PDA

Zobacz pełną wersję : Wymiana sterownika w starym kotle zasypowym



M-R
19-01-2015, 15:52
Witam,
od pewnego czasu myślę o wymianie kotła na podajnikowy, jednak mam jeszcze spory zapas opału (drewno i węgiel groszek), którego nie spalę w nowym kotle. Czytając fora wpadłem na pomysł by dać mojemu śmieciuchowi jeszcze jedną szansę i wymienić przy nim sterownik. Kocioł to konstrukcja górnego spalania od lokalnego producenta o powierzchni 3m2 (moc w KW nieznana), wentylator 70W u góry dmucha powietrze kanałem, który zakończenie ma w popielniku, brak otworów nawiewowych w innych częściach komory, kanały poziome. Obecny sterownik to U&J Września SW 100P-W a więc bardzo prosta konstrukcja. Do kotła można załadować 45-50 kg węgla co starcza na ok 13-16 godzin przy temperaturze 55 stopni. Oczywiście zasyp zapalany od góry a mimo to w początkowej fazie palenia kopci jak z Titanica.
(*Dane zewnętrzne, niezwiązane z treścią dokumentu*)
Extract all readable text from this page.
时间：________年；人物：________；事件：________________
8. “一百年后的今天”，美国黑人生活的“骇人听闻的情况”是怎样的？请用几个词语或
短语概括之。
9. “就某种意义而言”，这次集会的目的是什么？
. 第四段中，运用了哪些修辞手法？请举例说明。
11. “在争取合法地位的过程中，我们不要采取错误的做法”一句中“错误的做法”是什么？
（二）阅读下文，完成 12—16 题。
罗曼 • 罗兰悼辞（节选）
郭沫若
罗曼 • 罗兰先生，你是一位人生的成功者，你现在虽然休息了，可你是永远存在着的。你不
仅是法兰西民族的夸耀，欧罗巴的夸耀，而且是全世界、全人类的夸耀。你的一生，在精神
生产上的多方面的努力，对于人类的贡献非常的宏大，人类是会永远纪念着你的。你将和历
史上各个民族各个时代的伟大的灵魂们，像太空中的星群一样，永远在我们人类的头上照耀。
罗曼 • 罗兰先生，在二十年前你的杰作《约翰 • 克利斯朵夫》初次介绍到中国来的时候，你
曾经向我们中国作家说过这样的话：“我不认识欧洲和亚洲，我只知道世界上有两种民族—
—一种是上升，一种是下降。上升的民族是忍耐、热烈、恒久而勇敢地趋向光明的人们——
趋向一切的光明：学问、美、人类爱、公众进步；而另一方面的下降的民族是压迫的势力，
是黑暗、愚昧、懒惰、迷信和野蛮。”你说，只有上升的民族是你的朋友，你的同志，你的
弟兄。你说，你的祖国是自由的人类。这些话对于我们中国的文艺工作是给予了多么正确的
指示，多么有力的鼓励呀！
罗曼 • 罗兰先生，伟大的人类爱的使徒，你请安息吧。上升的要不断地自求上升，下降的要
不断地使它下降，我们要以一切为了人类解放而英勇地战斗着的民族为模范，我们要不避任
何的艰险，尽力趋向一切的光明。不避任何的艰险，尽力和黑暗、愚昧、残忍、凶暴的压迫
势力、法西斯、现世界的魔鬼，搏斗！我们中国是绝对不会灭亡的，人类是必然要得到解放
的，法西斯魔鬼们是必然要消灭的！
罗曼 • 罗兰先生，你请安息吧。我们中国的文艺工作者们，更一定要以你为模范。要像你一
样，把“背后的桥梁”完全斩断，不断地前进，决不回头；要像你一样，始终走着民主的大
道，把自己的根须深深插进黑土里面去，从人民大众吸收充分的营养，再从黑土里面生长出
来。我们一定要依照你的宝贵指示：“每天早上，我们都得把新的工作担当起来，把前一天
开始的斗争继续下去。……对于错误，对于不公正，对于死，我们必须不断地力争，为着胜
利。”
Czy wymiana obecnego sterownika na zaawansowany typu SPR11 wydłuży stałopalność i zmniejszy ilość czarnego dymu wydobywającego się z komina?

marcinbbb
19-01-2015, 16:29
W pierwszej kolejności wywalić dmuchawę a zacząć pracę na naturalnym ciągu, nie piszesz jak chałupa ocieplona ale 50 kg na 15h to 3,3kg/h co może oznaczać około 200m2 nieocieplonej chaty. Raczej skłaniał bym się ku podajnikowi który sam dopiero zamontowałem bo przestało mi się chcieć bawić się z dokładaniem/rozpalaniem itd.
Swoją drogą płaszcz 3m2 to jakaś kobyła która ma pewnie około 30kW a to swoje musi wciągnąć teraz ogrzewasz niebo nad domem a nie chałupę - może pomniejszyć palenisko szamotem... ale o tym później

Jarecki79
19-01-2015, 16:40
Dość ogólnie piszesz o kotle, nie wiadomo na jakie paliwo podstawowe został stworzony.
Jak na miał węglowy - to dmuchawa ma sens i do niej dobry sterownik, choćby taki, o jakim myślisz.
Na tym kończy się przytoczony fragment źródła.